BIODISTRIBUTION OF LYMPHOKINE-ACTIVATED KILLER (LAK) CELLS IN WAG RATS AFTER HEPATIC-ARTERY OR JUGULAR-VEIN INFUSION

This study deals with the biodistribution of syngeneic radiolabeled lymphokine-activated killer (LAK) cells in Wag rats after infusion via the hepatic artery or the jugular vein. The biodistribution of 111Indium-labeled LAK cells was evaluated using serial whole-body gamma camera imaging. Furthermore, we investigated 2 factors that might influence the biodistribution of these effector cells: purity of LAK cells and administration of interleukin-2 (IL-2). After injection of 111Indium-labeled LAK cells via the hepatic artery or via the jugular vein we could detect important differences in the biodistribution pattern up to 5 hr after injection. LAK cells administered via the jugular vein were all found in the lungs up to 2 hr after injection and then redistributed to the liver and to the spleen. LAK cells administered via the hepatic artery were all found in the liver after injection and redistributed after 2 hr mainly to the spleen. About 8 hr after injection we could no longer detect any differences in the biodistribution pattern according to the route of administration. Biodistribution was followed for up to 72 hr after injection but the pattern showed no change after 8 hr, whichever the route of administration.

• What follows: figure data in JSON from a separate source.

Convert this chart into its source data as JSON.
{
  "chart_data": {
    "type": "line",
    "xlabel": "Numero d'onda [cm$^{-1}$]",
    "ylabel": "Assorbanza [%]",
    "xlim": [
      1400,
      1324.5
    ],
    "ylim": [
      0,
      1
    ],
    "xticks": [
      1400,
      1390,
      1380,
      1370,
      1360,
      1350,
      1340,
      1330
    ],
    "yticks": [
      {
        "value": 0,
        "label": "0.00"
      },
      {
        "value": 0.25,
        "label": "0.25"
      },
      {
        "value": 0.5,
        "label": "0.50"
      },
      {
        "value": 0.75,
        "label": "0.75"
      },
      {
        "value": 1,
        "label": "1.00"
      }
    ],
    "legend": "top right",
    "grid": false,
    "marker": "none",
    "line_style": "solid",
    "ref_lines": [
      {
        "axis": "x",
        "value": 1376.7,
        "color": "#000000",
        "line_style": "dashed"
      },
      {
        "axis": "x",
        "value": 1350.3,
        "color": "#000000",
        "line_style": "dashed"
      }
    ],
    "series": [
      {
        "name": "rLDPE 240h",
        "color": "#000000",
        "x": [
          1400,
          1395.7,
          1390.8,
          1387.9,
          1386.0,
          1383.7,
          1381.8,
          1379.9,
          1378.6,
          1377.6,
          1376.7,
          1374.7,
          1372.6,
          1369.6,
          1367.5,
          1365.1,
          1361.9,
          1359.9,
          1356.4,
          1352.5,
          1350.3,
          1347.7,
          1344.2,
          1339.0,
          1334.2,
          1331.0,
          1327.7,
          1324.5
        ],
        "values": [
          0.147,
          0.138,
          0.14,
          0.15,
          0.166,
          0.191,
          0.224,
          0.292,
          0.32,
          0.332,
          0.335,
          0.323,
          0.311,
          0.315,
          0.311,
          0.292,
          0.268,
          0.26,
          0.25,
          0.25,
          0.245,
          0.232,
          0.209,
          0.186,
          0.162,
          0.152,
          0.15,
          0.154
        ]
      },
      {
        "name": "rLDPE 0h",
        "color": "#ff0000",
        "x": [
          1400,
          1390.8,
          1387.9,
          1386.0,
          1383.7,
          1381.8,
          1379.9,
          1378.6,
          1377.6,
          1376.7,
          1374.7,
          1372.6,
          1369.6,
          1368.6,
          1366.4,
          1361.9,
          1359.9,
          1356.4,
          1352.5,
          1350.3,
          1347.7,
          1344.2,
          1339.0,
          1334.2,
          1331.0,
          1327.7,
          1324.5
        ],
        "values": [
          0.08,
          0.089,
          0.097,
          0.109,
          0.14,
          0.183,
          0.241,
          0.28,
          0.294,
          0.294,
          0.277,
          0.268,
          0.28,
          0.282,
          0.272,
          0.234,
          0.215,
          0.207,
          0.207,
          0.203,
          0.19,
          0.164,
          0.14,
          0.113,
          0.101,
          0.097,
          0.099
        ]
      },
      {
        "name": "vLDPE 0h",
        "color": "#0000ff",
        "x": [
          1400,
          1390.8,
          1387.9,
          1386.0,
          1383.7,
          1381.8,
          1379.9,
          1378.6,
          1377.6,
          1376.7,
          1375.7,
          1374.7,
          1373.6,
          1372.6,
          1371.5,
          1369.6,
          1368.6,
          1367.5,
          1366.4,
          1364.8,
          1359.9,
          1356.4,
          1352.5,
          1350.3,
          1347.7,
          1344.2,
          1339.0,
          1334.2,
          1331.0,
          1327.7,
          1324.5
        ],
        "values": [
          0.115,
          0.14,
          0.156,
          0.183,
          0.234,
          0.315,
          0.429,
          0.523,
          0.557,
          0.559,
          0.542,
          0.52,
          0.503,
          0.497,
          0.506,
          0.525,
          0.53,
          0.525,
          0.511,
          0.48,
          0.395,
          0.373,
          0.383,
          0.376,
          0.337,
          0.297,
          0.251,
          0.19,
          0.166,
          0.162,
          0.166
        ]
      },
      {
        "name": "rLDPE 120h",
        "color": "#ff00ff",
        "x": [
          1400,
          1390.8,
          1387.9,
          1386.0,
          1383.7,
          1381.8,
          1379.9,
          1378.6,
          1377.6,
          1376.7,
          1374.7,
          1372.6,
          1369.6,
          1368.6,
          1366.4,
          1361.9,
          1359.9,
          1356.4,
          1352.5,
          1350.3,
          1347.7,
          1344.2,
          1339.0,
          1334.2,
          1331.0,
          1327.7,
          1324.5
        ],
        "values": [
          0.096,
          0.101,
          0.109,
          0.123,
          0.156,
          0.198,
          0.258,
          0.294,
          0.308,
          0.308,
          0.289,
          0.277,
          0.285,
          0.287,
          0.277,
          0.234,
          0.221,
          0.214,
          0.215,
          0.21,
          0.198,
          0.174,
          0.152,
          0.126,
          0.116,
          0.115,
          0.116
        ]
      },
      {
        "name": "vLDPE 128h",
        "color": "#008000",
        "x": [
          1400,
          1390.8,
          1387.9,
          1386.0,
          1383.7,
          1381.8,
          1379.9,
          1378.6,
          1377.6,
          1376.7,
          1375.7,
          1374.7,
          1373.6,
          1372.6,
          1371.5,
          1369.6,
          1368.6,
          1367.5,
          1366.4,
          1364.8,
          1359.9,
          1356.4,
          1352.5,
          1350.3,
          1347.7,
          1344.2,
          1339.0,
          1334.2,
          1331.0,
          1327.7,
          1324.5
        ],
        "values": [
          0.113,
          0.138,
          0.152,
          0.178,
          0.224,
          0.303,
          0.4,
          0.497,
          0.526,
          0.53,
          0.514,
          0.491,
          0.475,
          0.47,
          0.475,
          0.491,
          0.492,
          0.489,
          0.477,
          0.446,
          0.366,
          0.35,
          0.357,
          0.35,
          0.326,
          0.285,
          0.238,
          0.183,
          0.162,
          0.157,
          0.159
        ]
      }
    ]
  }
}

A purified adherent-LAK population, a large granular lymphocyte culture with only 6% T cells, showed the same distribution pattern as standard LAK cells (40% T cells). Infusion of 40,000 units of IL-2 per day, starting 3 days before and continuing after administration of radio-labeled LAK cells, accelerated the redistribution of these cells by both routes of administration. We conclude that up to 2 hr after local infusion, a high concentration of LAK cells in the first capillary bed can be obtained. Therefore, local administration of LAK cells may be more effective against tumors.